Obj.2: To answer some questions of the capacity planning study it is required a detailed statistical analysis of the values of three performance indexes: Number of nodes available in the platform, Response time and Number of user requests arrived at the platform. The study of their behavior over time is also requested.

To achieve this objective it is necessary to tick the checkboxes Stat.Res. in the Performance Indices definition window corresponding to the indexes analyzed. In Fig. 6.34 a statistical analysis is requested for the indexes Number of customers of Available station, System Response times of the User requests, and System Number of Customers because the corresponding three checkboxes Stat.Res. are checked.

For each selected index, a CSV file with all its values is generated. In Fig. 6.34b a sample of the CSV file generated by the Number of customers in the Available station is shown.

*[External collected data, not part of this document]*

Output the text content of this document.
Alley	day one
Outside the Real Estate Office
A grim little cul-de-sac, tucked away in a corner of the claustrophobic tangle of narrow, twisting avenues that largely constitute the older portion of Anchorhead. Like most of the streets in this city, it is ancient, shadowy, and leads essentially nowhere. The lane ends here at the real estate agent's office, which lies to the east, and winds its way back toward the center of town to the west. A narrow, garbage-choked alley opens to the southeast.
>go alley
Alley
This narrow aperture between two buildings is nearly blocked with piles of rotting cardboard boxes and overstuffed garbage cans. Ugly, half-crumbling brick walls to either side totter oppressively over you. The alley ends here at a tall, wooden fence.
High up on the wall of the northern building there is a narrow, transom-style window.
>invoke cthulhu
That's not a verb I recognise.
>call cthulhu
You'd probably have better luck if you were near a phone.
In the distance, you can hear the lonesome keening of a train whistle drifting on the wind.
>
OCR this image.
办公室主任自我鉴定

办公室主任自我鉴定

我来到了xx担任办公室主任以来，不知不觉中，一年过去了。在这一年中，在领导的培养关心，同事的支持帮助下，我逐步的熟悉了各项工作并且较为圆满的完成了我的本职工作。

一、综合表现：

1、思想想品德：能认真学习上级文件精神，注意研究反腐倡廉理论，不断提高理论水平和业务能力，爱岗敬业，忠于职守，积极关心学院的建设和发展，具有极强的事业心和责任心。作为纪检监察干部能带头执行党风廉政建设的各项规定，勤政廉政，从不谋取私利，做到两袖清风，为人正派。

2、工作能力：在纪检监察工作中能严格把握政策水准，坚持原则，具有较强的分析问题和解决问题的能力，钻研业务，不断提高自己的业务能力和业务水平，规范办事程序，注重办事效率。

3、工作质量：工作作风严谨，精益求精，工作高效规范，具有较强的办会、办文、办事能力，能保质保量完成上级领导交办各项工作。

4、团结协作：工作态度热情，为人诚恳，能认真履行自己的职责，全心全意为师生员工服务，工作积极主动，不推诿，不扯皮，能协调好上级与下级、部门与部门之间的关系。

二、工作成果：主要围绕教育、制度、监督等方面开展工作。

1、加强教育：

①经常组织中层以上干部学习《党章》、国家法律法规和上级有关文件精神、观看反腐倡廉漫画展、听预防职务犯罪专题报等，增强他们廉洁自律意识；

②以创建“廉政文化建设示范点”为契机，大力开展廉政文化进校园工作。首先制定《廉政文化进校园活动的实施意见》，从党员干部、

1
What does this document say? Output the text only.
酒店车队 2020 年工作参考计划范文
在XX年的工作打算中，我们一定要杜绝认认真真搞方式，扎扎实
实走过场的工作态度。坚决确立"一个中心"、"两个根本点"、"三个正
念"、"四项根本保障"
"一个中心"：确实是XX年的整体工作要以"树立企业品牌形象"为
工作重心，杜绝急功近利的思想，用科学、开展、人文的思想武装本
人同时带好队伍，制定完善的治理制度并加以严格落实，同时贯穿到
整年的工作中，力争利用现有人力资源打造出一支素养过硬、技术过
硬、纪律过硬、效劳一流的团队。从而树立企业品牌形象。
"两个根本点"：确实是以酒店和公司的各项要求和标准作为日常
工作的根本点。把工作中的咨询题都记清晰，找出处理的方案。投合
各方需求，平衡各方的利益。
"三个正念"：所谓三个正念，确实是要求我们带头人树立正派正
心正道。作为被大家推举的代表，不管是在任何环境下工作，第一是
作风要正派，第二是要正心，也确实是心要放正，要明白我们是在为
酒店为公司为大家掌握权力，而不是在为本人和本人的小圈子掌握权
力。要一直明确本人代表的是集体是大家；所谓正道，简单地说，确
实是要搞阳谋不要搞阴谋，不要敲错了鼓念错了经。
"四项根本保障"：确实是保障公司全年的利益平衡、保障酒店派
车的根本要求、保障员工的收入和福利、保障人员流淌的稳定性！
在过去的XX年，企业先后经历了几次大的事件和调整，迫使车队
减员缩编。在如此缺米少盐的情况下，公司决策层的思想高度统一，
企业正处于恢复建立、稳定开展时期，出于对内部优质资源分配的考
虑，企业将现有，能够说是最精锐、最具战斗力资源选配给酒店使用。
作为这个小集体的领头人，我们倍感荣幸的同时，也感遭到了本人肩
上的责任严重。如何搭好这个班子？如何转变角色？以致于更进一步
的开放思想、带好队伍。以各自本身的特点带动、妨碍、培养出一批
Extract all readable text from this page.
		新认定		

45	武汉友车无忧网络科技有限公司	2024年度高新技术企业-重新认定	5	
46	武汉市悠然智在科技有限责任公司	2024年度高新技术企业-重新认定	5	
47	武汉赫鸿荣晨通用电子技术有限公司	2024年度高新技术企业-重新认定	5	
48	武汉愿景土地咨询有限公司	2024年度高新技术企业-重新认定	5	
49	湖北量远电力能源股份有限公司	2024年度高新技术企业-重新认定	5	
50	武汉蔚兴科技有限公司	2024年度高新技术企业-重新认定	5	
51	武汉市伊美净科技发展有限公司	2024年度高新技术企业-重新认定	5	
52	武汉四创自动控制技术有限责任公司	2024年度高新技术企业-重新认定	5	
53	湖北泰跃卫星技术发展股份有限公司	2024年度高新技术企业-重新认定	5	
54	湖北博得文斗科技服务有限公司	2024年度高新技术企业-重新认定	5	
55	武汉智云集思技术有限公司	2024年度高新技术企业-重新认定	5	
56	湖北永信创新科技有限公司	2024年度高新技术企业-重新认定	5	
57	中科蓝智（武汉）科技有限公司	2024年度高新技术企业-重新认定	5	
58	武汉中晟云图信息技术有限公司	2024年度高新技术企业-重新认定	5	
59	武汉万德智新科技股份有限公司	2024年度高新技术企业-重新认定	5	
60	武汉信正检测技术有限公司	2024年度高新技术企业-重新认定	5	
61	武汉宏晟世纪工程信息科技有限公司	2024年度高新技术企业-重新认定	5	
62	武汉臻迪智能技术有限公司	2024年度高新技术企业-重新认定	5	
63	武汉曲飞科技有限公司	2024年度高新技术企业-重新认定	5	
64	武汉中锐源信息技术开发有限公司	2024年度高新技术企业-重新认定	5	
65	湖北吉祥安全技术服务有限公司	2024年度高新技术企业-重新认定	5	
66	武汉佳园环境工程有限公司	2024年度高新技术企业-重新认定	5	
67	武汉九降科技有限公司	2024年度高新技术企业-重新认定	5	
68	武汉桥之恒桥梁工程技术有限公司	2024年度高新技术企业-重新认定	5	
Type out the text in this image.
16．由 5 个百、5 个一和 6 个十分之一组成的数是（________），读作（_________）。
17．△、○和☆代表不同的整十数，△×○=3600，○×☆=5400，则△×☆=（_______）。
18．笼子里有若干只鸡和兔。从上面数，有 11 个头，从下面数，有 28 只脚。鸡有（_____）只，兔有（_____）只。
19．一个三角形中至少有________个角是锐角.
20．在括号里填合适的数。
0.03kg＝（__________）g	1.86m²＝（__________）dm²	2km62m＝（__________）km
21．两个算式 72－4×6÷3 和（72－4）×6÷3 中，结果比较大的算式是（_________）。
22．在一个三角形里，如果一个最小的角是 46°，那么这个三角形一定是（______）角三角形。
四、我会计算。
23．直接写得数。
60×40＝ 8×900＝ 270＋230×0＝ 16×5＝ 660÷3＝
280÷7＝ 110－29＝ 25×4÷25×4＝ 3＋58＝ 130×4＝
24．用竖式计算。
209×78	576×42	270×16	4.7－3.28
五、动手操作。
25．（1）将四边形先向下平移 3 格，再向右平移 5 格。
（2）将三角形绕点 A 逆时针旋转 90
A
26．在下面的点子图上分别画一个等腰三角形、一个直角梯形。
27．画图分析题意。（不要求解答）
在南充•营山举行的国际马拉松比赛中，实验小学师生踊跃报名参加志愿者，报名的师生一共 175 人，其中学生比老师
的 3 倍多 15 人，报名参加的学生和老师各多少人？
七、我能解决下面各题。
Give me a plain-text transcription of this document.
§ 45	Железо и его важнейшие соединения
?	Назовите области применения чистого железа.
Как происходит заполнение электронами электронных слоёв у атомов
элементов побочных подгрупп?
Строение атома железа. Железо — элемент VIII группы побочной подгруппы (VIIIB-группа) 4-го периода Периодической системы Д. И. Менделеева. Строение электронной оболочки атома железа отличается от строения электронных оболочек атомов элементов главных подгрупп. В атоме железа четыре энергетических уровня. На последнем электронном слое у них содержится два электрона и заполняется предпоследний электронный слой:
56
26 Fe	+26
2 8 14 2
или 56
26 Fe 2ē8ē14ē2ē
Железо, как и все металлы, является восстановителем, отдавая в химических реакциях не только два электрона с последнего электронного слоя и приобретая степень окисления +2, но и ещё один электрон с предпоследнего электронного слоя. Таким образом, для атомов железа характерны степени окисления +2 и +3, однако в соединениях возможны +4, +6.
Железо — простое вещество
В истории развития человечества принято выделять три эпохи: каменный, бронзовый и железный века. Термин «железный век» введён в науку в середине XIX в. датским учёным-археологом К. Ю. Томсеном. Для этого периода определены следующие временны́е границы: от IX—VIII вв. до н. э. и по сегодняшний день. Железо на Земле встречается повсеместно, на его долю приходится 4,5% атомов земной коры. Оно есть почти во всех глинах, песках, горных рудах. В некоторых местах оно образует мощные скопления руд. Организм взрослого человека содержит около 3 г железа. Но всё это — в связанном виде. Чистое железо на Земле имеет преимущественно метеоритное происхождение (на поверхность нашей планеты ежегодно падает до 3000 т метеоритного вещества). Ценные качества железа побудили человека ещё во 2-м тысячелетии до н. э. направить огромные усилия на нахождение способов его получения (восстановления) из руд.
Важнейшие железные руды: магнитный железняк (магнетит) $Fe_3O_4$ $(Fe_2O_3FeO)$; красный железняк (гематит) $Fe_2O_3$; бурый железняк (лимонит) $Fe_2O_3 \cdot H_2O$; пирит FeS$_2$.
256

The values of the three columns are: the time stamps of the event, the actual number of customers in the station, and the time interval since the last event, respectively.

Fig. 6.34
figure 34

Selection of statistical analyses (see Stat.Res. check boxes) of three performance indexes (a) and a sample of the CSV file of Number of Customers of the Available station (b)

Fig. 6.35
figure 35

Statistical indexes computed for the Number of Unavailable nodes

For example, Fig. 6.35 shows the statistical indexes computed for the Number of customers in the Unavailable node. The histogram graph style has been selected.

Fig. 6.36
figure 36

Behavior of the number of nodes available in the crowd platform (a) and of the System Response times of User requests (b) in the time interval \(0\div 20000\,\)s

By processing the CSV files there is the possibility to analyze the behavior of the indexes over time. Figure 6.36a represents the behavior of the Number of Customers of class-Node in the Available station (that correspond to the number of nodes available in the crowd platform) over time. Each increasing step means the occurrence of an arrival (a contribution) of a new system (node) or the completion of the execution of a User request that releases the server. Each decreasing step means that a system has been removed from the crowd or that a server has been assigned to a newly arrived User request. The values plotted have been obtained in a model with mean unavailability time \(S_{Unava}=1\,\)s and cv = 20.

Figure 6.36a shows for the same time interval the behavior of the System Response time of the User requests. The values of this index are highly fluctuating. As can be seen from Fig. 6.36, the high peaks of Response times (see, e.g., the one ending at about 15000 s in Fig. 6.36b) occur after periods where the number of nodes available for computations is very low or null (see Fig. 6.36a). In fact, the primary effect of these periods is represented by the fast increase of the queue of User requests waiting to enter the FCR, resulting in a significant increase in their Response time.